Мы хворост свалили назад под сосенку и привезли Михайловну на саночках домой. Обмыли ее, принарядили во все лучшее и положили на лавку. А сами давай думать и гадать, как быть дальше. Первым делом, конечно, вас надо было бы вызвать письмом или телеграммой. Но вы уж не корите нас, старых и немощных — по такому морозу и пурге дойти мы до Нижнего Поля не в состоянии. Да и что пороку от той телеграммы?! Вы тоже не враз сюда добрались бы — снега лежат с крышами вровень.
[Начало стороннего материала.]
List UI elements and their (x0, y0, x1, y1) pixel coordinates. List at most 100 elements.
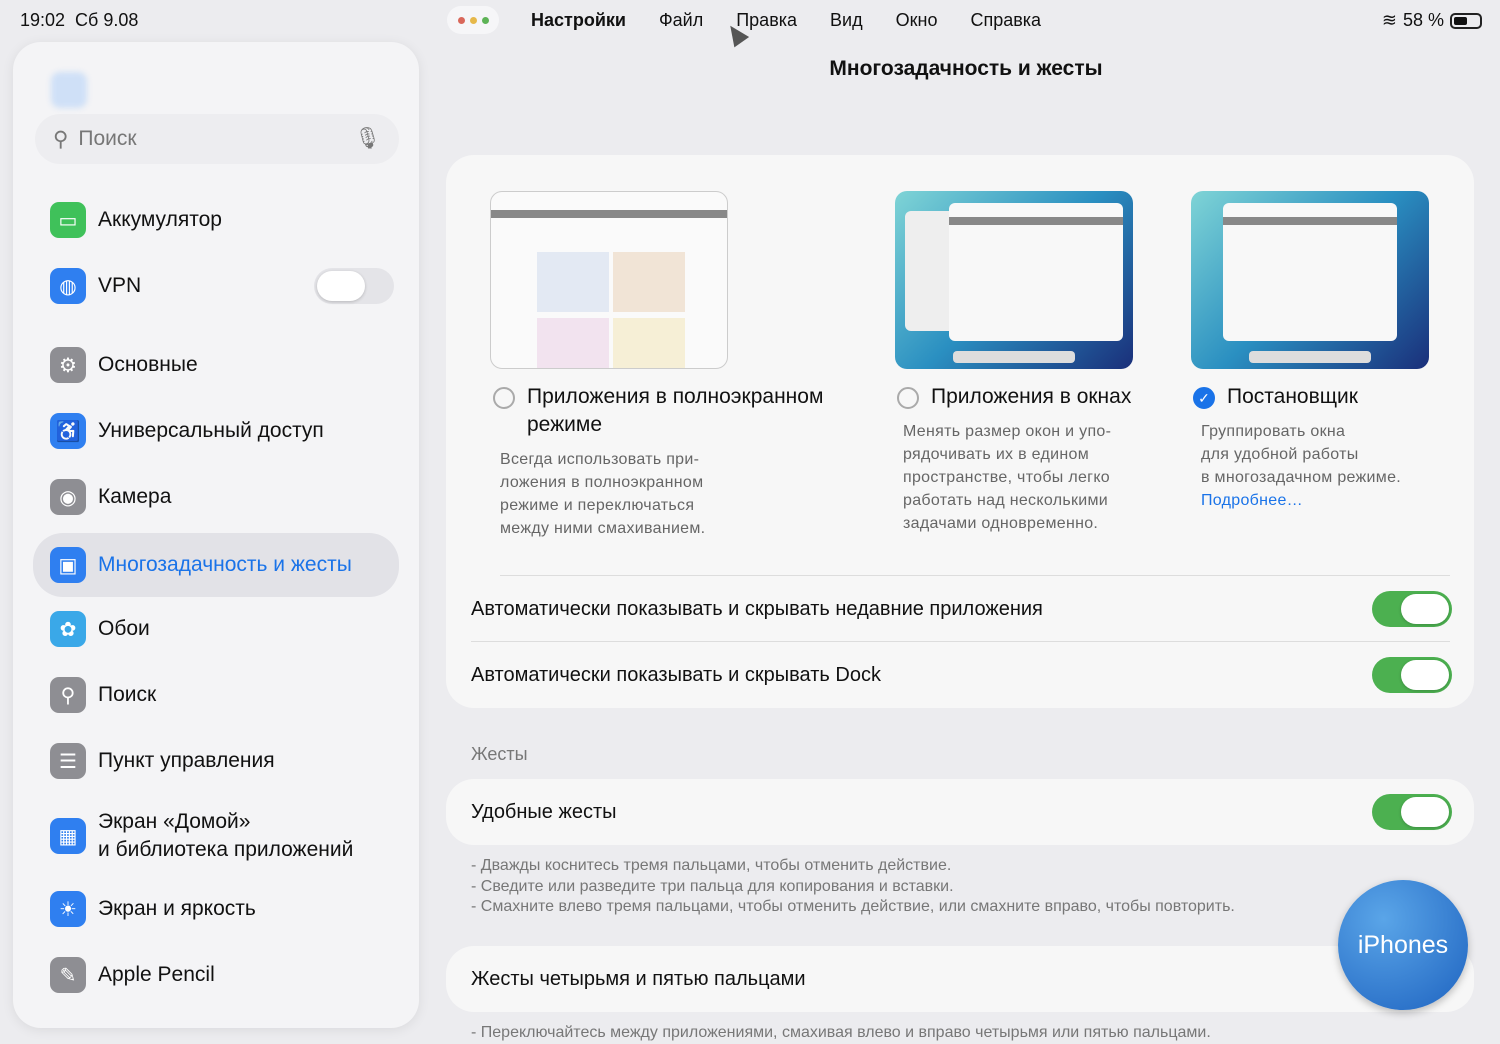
label-line1: Экран «Домой» (98, 810, 251, 833)
note-line: - Сведите или разведите три пальца для к… (471, 877, 954, 895)
desc-line: рядочивать их в едином (903, 446, 1089, 463)
sidebar-item-general[interactable]: ⚙ Основные (33, 335, 399, 395)
menu-edit[interactable]: Правка (736, 10, 797, 31)
label: Аккумулятор (98, 208, 222, 231)
label: Основные (98, 353, 198, 376)
convenient-gestures-label: Удобные жесты (471, 800, 617, 823)
desc-line: Всегда использовать при- (500, 451, 700, 468)
gear-icon: ⚙ (50, 347, 86, 383)
flower-icon: ✿ (50, 611, 86, 647)
convenient-gestures-row: Удобные жесты (471, 779, 1452, 845)
sidebar-item-search[interactable]: ⚲ Поиск (33, 665, 399, 725)
sidebar-item-apple-pencil[interactable]: ✎ Apple Pencil (33, 945, 399, 1005)
desc-line: между ними смахиванием. (500, 520, 706, 537)
label: Apple Pencil (98, 963, 215, 986)
status-bar: 19:02 Сб 9.08 (20, 10, 148, 31)
search-icon: ⚲ (53, 127, 69, 151)
option-fullscreen[interactable]: Приложения в полноэкранном режиме (493, 383, 823, 439)
fullscreen-description: Всегда использовать при-ложения в полноэ… (500, 448, 705, 540)
multitasking-card: Приложения в полноэкранном режиме Всегда … (446, 155, 1474, 708)
windowed-preview[interactable] (895, 191, 1133, 369)
battery-icon: ▭ (50, 202, 86, 238)
desc-line: для удобной работы (1201, 446, 1359, 463)
stage-manager-description: Группировать окна для удобной работы в мно… (1201, 420, 1401, 512)
note-line: - Смахните влево тремя пальцами, чтобы о… (471, 898, 1235, 915)
camera-icon: ◉ (50, 479, 86, 515)
window-controls[interactable] (447, 6, 499, 34)
title-line1: Приложения в полноэкранном (527, 385, 824, 408)
sidebar-item-accessibility[interactable]: ♿ Универсальный доступ (33, 401, 399, 461)
sidebar-item-multitasking[interactable]: ▣ Многозадачность и жесты (33, 533, 399, 597)
desc-line: ложения в полноэкранном (500, 474, 704, 491)
wifi-icon: ≋ (1381, 10, 1397, 30)
sidebar-item-control-center[interactable]: ☰ Пункт управления (33, 731, 399, 791)
sidebar: ⚲ Поиск 🎙 ▭ Аккумулятор ◍ VPN ⚙ Основные ♿ Уни… (13, 42, 419, 1028)
vpn-toggle[interactable] (314, 268, 394, 304)
microphone-icon[interactable]: 🎙 (354, 127, 381, 151)
sidebar-item-camera[interactable]: ◉ Камера (33, 467, 399, 527)
switches-icon: ☰ (50, 743, 86, 779)
menu-view[interactable]: Вид (830, 10, 863, 31)
sidebar-item-wallpaper[interactable]: ✿ Обои (33, 599, 399, 659)
dock-row: Автоматически показывать и скрывать Dock (471, 642, 1452, 708)
wifi-icon (51, 72, 87, 108)
gestures-card: Удобные жесты (446, 779, 1474, 845)
battery-status: ≋ 58 % (1382, 10, 1482, 31)
battery-percent: 58 % (1402, 10, 1444, 30)
sidebar-item-display[interactable]: ☀ Экран и яркость (33, 879, 399, 939)
convenient-gestures-toggle[interactable] (1372, 794, 1452, 830)
globe-icon: ◍ (50, 268, 86, 304)
stage-manager-preview[interactable] (1191, 191, 1429, 369)
option-windowed[interactable]: Приложения в окнах (897, 383, 1131, 411)
label: Многозадачность и жесты (98, 553, 352, 576)
battery-icon (1450, 12, 1482, 29)
desc-line: Менять размер окон и упо- (903, 423, 1112, 440)
radio-windowed[interactable] (897, 387, 919, 409)
dock-label: Автоматически показывать и скрывать Dock (471, 663, 881, 686)
accessibility-icon: ♿ (50, 413, 86, 449)
menu-settings[interactable]: Настройки (531, 10, 626, 31)
dock-toggle[interactable] (1372, 657, 1452, 693)
checkmark-icon[interactable]: ✓ (1193, 387, 1215, 409)
four-five-label: Жесты четырьмя и пятью пальцами (471, 967, 806, 990)
label: Универсальный доступ (98, 419, 324, 442)
desc-line: пространстве, чтобы легко (903, 469, 1110, 486)
home-screen-icon: ▦ (50, 818, 86, 854)
four-five-card: Жесты четырьмя и пятью пальцами (446, 946, 1474, 1012)
search-placeholder: Поиск (78, 127, 137, 150)
menu-window[interactable]: Окно (896, 10, 938, 31)
radio-fullscreen[interactable] (493, 387, 515, 409)
gestures-header: Жесты (471, 744, 528, 764)
desc-line: задачами одновременно. (903, 515, 1099, 532)
desc-line: работать над несколькими (903, 492, 1109, 509)
learn-more-link[interactable]: Подробнее… (1201, 489, 1401, 512)
search-input[interactable]: ⚲ Поиск 🎙 (35, 114, 399, 164)
menu-file[interactable]: Файл (659, 10, 703, 31)
option-title: Приложения в окнах (931, 385, 1132, 408)
fullscreen-preview[interactable] (490, 191, 728, 369)
menubar: Настройки Файл Правка Вид Окно Справка (531, 10, 1041, 31)
desc-line: в многозадачном режиме. (1201, 469, 1402, 486)
label: Камера (98, 485, 172, 508)
time: 19:02 (20, 10, 66, 30)
search-icon: ⚲ (50, 677, 86, 713)
label: Пункт управления (98, 749, 275, 772)
recent-apps-toggle[interactable] (1372, 591, 1452, 627)
sidebar-item-vpn[interactable]: ◍ VPN (33, 256, 399, 316)
option-title: Приложения в полноэкранном режиме (527, 383, 823, 439)
label: Экран и яркость (98, 897, 256, 920)
windowed-description: Менять размер окон и упо-рядочивать их в… (903, 420, 1111, 535)
note-line: - Дважды коснитесь тремя пальцами, чтобы… (471, 857, 952, 874)
title-line2: режиме (527, 413, 603, 436)
desc-line: режиме и переключаться (500, 497, 695, 514)
multitasking-icon: ▣ (50, 547, 86, 583)
recent-apps-label: Автоматически показывать и скрывать неда… (471, 597, 1043, 620)
label: Обои (98, 617, 150, 640)
option-title: Постановщик (1227, 385, 1358, 408)
sidebar-item-battery[interactable]: ▭ Аккумулятор (33, 190, 399, 250)
menu-help[interactable]: Справка (970, 10, 1041, 31)
pencil-icon: ✎ (50, 957, 86, 993)
date: Сб 9.08 (75, 10, 139, 30)
option-stage-manager[interactable]: ✓ Постановщик (1193, 383, 1358, 411)
sidebar-item-home-screen[interactable]: ▦ Экран «Домой» и библиотека приложений (33, 804, 399, 868)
А Михайловне как ждать вас — на вечный покой, под березы собираться пора.

Посоветовались мы, посовещались и решили хоронить ее сами. Гроб, домовину, как могли, сладили, сбили из досок, которые сорвали в ваших сенях и каморе с потолка. Вы уж и за это разорение простите нас, но больше досок нам взять было неоткуда.

На крест Михайловне мы спилили старую дубовую подсоху в бывшем колхозном коровнике. Он совсем развалился, обрушился, а подсохи уцелели. Крест получился не больно велик (Михайловна тоже росту была невеликого — большой крест ей будет держать тяжко), но крепок. Он долго на могиле простоит, вам ни о каком памятнике-надгробии и беспокоиться не надо.

Пока Михайловна лежала в доме на лавке, прощалась с белым светом, мы помалу вырыли ей последнее пристанище — могилу. Снег разбросали, развели костерок, чтоб оттаять, отогреть землю, а потом ломами и лопатами выдолбили, вырыли ямочку по силе нашей и возможности. Умению тому нас научил покойный Василий Авксентьевич. Подобным образом, говорит, на фронте в лютый мороз и стужу хоронили погибших солдат-бойцов. Земля досталась Михайловне хорошая, черноземная, пусть она будет ей пухом.

Без Михайловны сироты теперь мы все безутешные. Она нам будто мать родная была, хоть по возрасту и моложе. В любом деле первая, неустанная. И за плужком ходила, и козу Белоснежку с козликом обихаживала, и в лото лучше всех играла, а в праздник песни-переплясы такие затеет, что ни одна Зыкина с ней не сравнится. И вот нет Михайловны...

Мы на кладбище сегодня сходили, а потом в доме вашем свечечку затеплили, помянули покойницу, да сообща решили письмо вам покаянное написать. Не уберегли мы ее, что там и говорить.

С домом вы по своему разумению поступайте. Продать тут его, понятно, некому, а вот на снос, на вывоз охотника можно и найти. Дом крепкий еще, неизносимый. Михайловна берегла его, тетешкала, словно ребенка малого. На новом месте, на кирпичном, каменном фундаменте дом сто лет простоит, был бы только хороший хозяин.

С тем и прощайте. Оставайтесь живы и здоровы.

Соседи ваши:

Антонина Макаровна, Елизавета Ивановна и Ольга Ниловна из Мурашек.